Monday, April 25, 2011

The Omen (1976) & Damien: Omen II (1978)

          A massive box-office hit exploiting the post-Exorcist craze for supernatural horror but opting for cartoonish violence over gut-wrenching realism, The Omen is fabulously entertaining nonsense. Producer Harvey Bernhard saw dollar signs when a clergyman acquaintance pondered what might happen if the antichrist emerged in modern times, so Bernhard commissioned a pulpy script by David Seltzer and hired promising director Richard Donner, who had not yet become an A-lister. The story they tell involves American ambassador Robert Thorn (Gregory Peck), who adopts a mysterious infant when his own son is stillborn. The ambassador unwisely hides the truth from everyone, including his wife, Kathy (Lee Remick). But once young Damien (Harvey Stephens) reaches his seventh year, things get messy—people around the child die gruesomely, and a crazed priest tries to convince the ambassador that his “son” is an inhuman beast sired by a jackal.

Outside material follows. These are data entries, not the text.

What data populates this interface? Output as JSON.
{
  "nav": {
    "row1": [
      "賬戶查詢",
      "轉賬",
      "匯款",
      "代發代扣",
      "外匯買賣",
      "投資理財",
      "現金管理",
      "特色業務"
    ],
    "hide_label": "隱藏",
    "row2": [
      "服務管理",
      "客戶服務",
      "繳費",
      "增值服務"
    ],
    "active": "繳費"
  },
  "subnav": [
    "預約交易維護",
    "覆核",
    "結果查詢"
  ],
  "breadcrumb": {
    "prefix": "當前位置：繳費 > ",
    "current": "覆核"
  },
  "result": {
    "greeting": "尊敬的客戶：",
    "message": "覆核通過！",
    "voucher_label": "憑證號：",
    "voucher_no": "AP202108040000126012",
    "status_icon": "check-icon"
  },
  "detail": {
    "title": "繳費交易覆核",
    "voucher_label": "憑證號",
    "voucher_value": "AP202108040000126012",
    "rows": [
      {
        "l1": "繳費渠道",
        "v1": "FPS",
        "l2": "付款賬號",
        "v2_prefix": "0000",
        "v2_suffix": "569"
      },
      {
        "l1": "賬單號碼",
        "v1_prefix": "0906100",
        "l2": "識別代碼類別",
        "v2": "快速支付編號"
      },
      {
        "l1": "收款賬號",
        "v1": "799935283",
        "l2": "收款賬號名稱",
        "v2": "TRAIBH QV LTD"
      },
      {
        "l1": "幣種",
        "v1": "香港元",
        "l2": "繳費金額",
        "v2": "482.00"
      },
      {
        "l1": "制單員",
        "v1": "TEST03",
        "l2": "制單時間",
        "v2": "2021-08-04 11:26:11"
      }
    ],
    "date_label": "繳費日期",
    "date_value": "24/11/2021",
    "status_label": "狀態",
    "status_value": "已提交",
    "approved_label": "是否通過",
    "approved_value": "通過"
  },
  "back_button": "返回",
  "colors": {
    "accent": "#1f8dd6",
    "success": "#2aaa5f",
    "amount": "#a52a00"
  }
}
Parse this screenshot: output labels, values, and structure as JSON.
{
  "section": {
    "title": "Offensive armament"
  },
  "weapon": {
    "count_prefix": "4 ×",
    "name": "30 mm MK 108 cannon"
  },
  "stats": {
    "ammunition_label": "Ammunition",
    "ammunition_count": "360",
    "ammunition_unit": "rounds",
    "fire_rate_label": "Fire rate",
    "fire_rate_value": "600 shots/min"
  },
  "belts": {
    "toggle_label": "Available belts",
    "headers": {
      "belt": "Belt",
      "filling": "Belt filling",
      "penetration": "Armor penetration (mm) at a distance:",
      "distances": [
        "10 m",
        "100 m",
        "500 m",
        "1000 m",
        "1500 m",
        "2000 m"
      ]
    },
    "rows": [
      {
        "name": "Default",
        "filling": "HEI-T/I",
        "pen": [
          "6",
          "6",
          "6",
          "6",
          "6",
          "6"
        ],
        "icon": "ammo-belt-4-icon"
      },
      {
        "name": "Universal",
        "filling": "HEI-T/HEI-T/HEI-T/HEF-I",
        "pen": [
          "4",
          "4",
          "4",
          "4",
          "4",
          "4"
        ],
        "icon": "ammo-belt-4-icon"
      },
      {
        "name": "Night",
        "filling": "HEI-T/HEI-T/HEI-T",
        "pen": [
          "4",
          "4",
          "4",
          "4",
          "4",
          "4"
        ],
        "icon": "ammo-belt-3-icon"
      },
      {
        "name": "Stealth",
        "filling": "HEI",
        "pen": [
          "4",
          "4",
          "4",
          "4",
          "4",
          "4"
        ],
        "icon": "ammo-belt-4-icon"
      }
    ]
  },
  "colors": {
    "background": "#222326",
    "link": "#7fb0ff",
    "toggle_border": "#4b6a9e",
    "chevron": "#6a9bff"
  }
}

          The plot crumbles under scrutiny (the antichrist’s bodyguard is a small middle-aged woman?) but the movie’s supernatural deaths are appealingly preposterous. Peck grounds the picture with anguished determination, and Billie Whitelaw is all kinds of creepy as Damien’s nanny. Gangly British actor David Warner adds an enjoyable presence as a doomed photographer, and Leo McKern is memorably kooky as the dude who says Damien’s gotta die. The real knockout element is Jerry Goldsmith’s Oscar-winning score, which uses eerie chants like “Ave Satani!” (Latin for “Hail Satan!”) to infuse scary scenes with palpable menace. All in all, The Omen is fun stuff.
          The picture’s first sequel, Damien: Omen II, actually makes more sense from a narrative perspective than its predecessor—teenaged Damien (Jonathan Scott-Taylor) accepts his destiny while being raised by his uncle (William Holden), a corporate giant whose empire the antichrist stands to inherit. However, Damien is less exciting and far less novel than the previous picture. Having said that, the perfectly cast Scott-Taylor is quite disturbing as he grows more and more comfortable in his unholy skin, plus Holden is always watchable, and the death scene involving an icy lake is memorably frightening.
          The original Omen series concluded with The Final Conflict (1981), a grim installment featuring Sam Neill as grown-up Damien trying to prevent the Second Coming, although a quasi-related telefilm called Omen IV: The Awakening followed ten years later, and the original film was pointlessly remade in 2006.